Dans un livre qui rencontra un certain succès aussi bien parmi les militants de la gauche «radicale» qu’auprès des géographes, anthropologues ou sociologues de cette mouvance, Jérôme Baschet, un historien qui navigue entre l’EHESS (École des Hautes Études en Sciences Sociales) à Paris et l’État des Chiapas au Mexique, théorisa un nouveau modèle de société inspiré par les révolutionnaires zapatistes7. Contrairement à ce que l’on serait tenté de supposer, il ne s’agit pas d’exposer des recettes révolutionnaires pour le XXIe siècle, mais d’explorer, à partir de l’expérience zapatiste, « des voies alternatives pour l’élaboration pratique de nouvelles formes de vie » dans « un monde libéré du capitalisme ». Pour J. Baschet, ce qui importe est le résultat, non le processus : réaliser une « utopie socio-spatiale en marge » et, si possible « en dehors » de la société.

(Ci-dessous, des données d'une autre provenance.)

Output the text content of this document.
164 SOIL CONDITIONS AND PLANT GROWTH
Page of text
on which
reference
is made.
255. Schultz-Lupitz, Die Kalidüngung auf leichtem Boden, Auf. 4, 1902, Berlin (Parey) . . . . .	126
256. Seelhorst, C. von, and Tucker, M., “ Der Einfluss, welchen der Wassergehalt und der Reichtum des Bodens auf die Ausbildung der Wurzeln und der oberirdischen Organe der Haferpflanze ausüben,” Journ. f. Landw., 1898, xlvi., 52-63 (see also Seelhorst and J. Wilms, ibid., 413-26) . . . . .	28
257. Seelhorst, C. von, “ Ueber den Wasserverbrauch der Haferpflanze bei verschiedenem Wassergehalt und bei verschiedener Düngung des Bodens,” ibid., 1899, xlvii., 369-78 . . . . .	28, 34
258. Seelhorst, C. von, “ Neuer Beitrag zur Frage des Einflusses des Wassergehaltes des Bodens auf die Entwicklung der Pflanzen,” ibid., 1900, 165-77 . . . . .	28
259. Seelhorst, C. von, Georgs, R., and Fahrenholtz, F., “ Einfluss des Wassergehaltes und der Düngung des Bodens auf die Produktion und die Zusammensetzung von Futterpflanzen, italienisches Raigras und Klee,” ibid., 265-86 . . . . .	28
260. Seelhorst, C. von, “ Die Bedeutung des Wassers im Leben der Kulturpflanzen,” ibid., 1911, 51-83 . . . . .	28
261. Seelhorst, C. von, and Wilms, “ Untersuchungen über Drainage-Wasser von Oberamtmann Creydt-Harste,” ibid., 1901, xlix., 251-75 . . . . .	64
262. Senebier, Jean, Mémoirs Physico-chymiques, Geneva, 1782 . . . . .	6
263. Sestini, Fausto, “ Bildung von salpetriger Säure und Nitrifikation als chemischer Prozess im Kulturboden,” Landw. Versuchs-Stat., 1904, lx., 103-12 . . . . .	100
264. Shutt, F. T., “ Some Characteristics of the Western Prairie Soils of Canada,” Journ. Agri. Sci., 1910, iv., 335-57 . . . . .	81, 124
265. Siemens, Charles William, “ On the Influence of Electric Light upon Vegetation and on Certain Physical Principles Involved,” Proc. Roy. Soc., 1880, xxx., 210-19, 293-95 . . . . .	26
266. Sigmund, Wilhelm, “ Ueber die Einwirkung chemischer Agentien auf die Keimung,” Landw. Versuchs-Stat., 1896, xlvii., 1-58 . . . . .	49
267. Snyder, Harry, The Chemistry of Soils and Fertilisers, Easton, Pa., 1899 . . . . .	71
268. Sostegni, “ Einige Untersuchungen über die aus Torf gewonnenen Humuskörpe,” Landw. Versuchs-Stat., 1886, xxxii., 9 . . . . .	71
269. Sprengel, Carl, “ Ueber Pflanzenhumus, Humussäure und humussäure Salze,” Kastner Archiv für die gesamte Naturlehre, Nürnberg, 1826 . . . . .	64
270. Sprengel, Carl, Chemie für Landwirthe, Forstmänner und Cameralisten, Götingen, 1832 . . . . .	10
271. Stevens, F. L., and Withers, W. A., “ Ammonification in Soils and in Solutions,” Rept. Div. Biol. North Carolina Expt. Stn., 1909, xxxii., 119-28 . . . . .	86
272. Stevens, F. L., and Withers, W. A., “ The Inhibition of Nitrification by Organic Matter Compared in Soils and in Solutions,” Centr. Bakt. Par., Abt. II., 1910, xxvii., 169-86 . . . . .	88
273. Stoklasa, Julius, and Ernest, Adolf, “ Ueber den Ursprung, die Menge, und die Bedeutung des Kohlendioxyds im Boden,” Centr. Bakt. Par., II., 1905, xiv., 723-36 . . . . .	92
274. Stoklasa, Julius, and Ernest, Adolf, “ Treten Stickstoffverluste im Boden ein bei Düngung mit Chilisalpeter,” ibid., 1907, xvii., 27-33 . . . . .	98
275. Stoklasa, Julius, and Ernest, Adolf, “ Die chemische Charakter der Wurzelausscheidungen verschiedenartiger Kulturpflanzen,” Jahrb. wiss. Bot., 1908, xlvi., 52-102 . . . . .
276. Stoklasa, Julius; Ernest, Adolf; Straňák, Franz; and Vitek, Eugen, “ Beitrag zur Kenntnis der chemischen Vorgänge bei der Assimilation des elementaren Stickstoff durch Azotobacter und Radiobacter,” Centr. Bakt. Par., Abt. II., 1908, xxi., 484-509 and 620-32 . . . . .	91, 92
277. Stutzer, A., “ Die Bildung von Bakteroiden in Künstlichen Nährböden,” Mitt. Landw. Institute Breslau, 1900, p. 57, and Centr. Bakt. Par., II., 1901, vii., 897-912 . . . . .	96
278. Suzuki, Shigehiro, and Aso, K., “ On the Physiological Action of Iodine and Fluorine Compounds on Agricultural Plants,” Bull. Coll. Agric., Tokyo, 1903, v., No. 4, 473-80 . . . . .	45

C’est pourquoi J. Baschet laisse de côté le fait que la révolution zapatiste a quelque chose à voir avec la lutte armée, une nécessité due, selon lui, à la spécificité du contexte politique mexicain. Dans les «démocraties» européennes, point ne serait besoin de s’affronter à l’État et ses forces répressives. Il suffirait de le «contourner» sur le plan spatial et de l’«éluder» sur le plan social ! La transformation du monde commencerait avec la « création d’espaces libérés » par des gens qui se seraient préalablement eux-mêmes « libérés des conditionnements de la société capitaliste » (consommation, publicité, productivisme, obsolescence programmée, etc.). Par la suite, cette «trans-formation personnelle est de plus en plus vaste »8. L’ambition de J. Baschet est, cependant, modeste : il se contenterait de « 5% à 10% d’espace libéré » sur le territoire français. Il reviendrait dès lors à la bourgeoisie et à ses représentants politiques de juger de la compatibilité systémique de cette idée avec le règne de l’exploitation et de la domination capitalistes étendu au reste de l’espace national, quelque chose faisant, peut-être, également partie des « possibles » qui plaisent tant à J. Baschet et autres « subversifs » du même tonneau. Il est vrai que les zones en voie de désertification ne manquent pas et que ce projet se situe bien en deçà de celui de Félix Guattari et consorts pour qui «des espaces infinis» étaient supposées «s’ouvrir à l’autonomie».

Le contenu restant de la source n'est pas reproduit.